Spilonota albicana, the white fruit moth, larger apple fruit moth or eye-spotted bud moth, is a species of moth of the  family Tortricidae. It is found in China (Tianjin, Hebei, Heilongjiang, Zhejiang, Fujian, Henan, Hubei, Hunan, Sichuan, Guizhou, Shaanxi, Gansu), Korea, Japan (Hokkaido, Honshu) and Russia (Transbaikalia, Russian Far East). It has been accidentally introduced in the Netherlands.

The wingspan is 13–15 mm. The forewings are albescent (whitish), with greyish crosslines at the base and along the anterior margin. The hindwings are grey. Adults are on wing from mid-May to June and from mid-July to the end of August in two generations per year.

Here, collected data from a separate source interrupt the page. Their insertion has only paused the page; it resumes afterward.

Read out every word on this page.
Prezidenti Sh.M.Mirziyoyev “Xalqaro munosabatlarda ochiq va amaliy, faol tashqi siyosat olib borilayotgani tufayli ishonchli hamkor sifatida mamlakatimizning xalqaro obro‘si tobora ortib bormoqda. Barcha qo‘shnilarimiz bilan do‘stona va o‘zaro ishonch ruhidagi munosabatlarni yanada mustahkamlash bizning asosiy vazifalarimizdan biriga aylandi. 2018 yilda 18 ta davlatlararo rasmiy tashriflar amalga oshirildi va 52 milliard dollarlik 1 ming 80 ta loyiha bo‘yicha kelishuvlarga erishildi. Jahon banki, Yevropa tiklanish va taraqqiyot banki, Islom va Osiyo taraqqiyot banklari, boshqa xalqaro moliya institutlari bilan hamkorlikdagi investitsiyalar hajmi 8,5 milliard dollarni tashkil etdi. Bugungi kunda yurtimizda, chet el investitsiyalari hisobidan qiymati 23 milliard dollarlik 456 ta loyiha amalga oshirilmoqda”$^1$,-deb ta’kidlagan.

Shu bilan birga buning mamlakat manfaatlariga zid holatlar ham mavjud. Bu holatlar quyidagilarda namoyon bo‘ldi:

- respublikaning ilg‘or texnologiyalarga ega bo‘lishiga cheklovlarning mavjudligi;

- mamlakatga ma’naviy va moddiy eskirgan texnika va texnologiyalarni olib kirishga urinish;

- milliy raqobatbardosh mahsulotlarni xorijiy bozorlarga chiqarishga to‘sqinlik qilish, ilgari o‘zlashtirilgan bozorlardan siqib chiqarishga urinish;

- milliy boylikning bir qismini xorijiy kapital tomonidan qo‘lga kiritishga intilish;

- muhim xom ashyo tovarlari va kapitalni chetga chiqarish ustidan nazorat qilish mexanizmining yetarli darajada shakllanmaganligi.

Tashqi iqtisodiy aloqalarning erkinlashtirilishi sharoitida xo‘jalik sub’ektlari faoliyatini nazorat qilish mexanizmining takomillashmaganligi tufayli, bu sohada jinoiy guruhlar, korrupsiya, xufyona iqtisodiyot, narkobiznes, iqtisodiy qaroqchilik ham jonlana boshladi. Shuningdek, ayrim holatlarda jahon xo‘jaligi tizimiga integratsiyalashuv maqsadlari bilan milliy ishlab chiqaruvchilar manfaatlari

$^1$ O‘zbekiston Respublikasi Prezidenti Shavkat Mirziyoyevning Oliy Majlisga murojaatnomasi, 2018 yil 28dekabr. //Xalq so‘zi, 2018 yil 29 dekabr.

The larvae feed on Malus pumila, Malus sieboldii, Malus mandshurica, Malus pallasiana, Photinia glabra, Pyrus species, Armeniaca vulgaris, Amygdalus persica, Prunus salicina, Prunus serrulata var. spontanea, Cerasus pseudocerasus, Cerasus tomentosa, Cotoneaster melanocarpus, Crataegus pinnatifida, Crataegus dahurica, Crataegus maximowiczii, Sorbus amurensis, Larix leptolepis, Larix gmelini and Corylus heterophylla. They feed on the leaves, buds, flowers and ovaries of their host plant. The larvae have a dirty-grey body. They reach a length of 15–18 mm. The species overwinters as a full-grown larva in a white cocoon made within bark crevices in leaf litter or in the surface layer of the ground.